A Nkandla, en pays zoulou (Est), Nokuthobeka Ngcobo, 26 ans, dit fièrement avoir voté pour le petit parti d'opposition (MK) mené par le sulfureux ex-président Jacob Zuma (2008-2019), pour "changer les choses".
- "Imprévisible" -
Ce scrutin est "sans aucun doute le plus imprévisible depuis 1994", relève l'analyste politique Daniel Silke.
En raison d'une désillusion croissante à l'égard de l'ANC, liée à une économie morose et aux nombreux scandales de corruption, le parti au pouvoir risque d'obtenir "un résultat potentiellement inférieur à 50%".

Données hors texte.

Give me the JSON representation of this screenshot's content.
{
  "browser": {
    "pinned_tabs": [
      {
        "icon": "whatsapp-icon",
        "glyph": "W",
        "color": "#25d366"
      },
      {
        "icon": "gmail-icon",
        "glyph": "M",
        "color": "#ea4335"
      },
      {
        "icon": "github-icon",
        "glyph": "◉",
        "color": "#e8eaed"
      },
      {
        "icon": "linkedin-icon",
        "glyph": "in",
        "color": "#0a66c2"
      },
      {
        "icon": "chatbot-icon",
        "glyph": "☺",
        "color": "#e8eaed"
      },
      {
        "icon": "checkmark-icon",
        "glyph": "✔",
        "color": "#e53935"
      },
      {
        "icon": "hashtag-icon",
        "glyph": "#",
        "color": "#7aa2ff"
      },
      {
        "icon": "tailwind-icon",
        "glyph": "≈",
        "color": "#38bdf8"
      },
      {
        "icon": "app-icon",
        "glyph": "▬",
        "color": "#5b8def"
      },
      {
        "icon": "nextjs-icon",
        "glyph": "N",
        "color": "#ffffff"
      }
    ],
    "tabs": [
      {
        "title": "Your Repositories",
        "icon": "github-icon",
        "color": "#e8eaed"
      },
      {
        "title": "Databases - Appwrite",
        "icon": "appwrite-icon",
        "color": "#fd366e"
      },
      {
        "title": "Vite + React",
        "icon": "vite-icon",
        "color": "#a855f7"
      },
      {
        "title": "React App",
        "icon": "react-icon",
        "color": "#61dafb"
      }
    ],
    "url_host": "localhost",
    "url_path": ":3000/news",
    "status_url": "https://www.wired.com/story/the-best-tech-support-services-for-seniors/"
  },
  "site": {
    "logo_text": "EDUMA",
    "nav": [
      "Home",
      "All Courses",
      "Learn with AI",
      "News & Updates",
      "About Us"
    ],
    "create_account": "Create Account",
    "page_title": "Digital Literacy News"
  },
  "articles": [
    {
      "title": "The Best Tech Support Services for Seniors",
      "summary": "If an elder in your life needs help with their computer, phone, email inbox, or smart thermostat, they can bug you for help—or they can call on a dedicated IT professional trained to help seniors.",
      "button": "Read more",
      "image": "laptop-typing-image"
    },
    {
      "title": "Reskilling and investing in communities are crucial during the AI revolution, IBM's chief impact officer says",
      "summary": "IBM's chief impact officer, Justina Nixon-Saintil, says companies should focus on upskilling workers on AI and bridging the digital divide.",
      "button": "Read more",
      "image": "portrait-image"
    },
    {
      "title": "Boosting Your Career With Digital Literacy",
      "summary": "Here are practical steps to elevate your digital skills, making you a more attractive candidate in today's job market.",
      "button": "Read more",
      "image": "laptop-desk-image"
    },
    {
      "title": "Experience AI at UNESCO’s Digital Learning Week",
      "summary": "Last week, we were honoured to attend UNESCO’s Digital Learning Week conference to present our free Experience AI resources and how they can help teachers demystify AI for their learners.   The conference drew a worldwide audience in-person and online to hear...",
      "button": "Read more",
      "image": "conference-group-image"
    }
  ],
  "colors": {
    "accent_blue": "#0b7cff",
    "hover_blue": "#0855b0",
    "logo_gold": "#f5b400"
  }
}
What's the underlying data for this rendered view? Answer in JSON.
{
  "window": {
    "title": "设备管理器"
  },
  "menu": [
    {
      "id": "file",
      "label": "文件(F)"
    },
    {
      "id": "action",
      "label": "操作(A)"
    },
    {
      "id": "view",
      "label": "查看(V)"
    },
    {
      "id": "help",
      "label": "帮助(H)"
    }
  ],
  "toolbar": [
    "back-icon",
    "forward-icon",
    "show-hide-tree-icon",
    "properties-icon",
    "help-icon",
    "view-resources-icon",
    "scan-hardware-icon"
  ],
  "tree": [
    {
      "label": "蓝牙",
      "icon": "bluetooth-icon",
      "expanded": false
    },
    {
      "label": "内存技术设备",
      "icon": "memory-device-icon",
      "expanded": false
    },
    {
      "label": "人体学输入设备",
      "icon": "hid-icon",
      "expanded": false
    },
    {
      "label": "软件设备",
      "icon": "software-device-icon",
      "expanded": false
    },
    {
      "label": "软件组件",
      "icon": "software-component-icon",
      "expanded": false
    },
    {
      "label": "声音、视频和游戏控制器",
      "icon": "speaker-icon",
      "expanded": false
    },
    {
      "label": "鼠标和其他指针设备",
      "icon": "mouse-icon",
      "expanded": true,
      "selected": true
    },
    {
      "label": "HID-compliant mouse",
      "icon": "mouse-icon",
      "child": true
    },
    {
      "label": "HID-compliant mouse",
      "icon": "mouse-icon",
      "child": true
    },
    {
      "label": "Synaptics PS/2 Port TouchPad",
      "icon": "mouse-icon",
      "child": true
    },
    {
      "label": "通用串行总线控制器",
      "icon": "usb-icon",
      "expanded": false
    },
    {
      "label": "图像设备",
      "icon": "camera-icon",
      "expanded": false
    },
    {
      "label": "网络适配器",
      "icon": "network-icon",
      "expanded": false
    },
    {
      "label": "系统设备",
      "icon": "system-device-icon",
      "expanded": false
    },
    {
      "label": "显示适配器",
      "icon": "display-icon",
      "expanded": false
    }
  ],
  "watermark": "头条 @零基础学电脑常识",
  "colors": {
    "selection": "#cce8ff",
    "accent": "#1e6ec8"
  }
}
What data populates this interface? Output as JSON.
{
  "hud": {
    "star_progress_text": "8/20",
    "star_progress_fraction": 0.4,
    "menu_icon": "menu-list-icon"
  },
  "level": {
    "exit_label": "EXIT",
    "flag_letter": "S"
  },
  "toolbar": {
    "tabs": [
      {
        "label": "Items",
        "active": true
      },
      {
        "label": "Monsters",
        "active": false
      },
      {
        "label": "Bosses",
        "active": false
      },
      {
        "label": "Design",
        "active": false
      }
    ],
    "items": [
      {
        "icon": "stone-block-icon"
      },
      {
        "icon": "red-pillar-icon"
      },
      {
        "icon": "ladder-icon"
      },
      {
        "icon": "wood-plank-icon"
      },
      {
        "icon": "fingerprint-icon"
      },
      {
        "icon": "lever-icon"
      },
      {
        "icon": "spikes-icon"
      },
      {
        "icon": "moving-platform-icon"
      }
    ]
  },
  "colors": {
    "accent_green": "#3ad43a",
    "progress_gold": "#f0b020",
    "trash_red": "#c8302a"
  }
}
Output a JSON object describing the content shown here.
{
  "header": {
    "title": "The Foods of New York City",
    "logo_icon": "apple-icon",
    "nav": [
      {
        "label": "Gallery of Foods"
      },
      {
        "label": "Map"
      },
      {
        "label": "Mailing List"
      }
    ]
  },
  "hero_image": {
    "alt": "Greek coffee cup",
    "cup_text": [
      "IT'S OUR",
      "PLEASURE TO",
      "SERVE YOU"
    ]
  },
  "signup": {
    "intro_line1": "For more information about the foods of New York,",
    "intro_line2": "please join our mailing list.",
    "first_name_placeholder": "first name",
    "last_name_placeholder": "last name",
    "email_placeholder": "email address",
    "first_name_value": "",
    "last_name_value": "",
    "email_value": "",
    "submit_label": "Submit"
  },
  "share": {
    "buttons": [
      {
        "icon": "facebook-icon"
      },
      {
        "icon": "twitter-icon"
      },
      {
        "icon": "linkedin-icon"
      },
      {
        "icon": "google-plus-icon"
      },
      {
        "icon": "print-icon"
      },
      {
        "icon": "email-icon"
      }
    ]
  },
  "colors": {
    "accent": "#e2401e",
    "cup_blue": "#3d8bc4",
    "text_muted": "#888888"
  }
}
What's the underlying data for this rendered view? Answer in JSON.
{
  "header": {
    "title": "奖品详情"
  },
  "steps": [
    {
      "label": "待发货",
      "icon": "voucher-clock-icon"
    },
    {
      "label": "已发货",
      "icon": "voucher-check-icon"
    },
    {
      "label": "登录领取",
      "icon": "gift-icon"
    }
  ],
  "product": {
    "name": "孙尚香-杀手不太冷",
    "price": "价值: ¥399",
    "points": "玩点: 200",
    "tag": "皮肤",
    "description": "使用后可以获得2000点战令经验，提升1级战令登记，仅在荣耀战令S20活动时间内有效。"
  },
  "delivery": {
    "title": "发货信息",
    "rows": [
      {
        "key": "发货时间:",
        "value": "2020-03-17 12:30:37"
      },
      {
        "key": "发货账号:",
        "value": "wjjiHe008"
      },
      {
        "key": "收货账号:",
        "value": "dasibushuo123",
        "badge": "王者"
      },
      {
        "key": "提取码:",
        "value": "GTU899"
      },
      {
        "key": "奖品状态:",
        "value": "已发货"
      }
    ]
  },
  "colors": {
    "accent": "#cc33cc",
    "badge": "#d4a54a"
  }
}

Il serait alors contraint de former un gouvernement de coalition. Si le score de l'ANC est meilleur qu'annoncé et se rapproche des 50%, il lui suffira de quelques députés issus de petits partis pour maintenir sa ligne générale.
L'Alliance démocratique (DA), qui promet de "sauver l'Afrique du Sud" et son économie, pourrait rafler 25% des voix, selon les sondages.
Les radicaux de gauche des Combattants pour la liberté économique (EFF) sont crédités d'environ 10%. Leur leader Julius Malema a fustigé, après avoir déposé son bulletin à Polokwane (nord), la longue attente aux bureaux de vote qui "incite les gens à partir avant de voter".
Mais la plus grande menace pour l'ANC pourrait provenir de l'Umkhonto We Sizwe (MK) de Zuma, crédité de jusqu'à 14% des suffrages, capitalisant sur les déçus du parti au pouvoir.
Face à une opposition morcelée, l'ANC affaibli devrait toutefois demeurer le premier parti au Parlement, où il détient actuellement 230 sièges sur 400.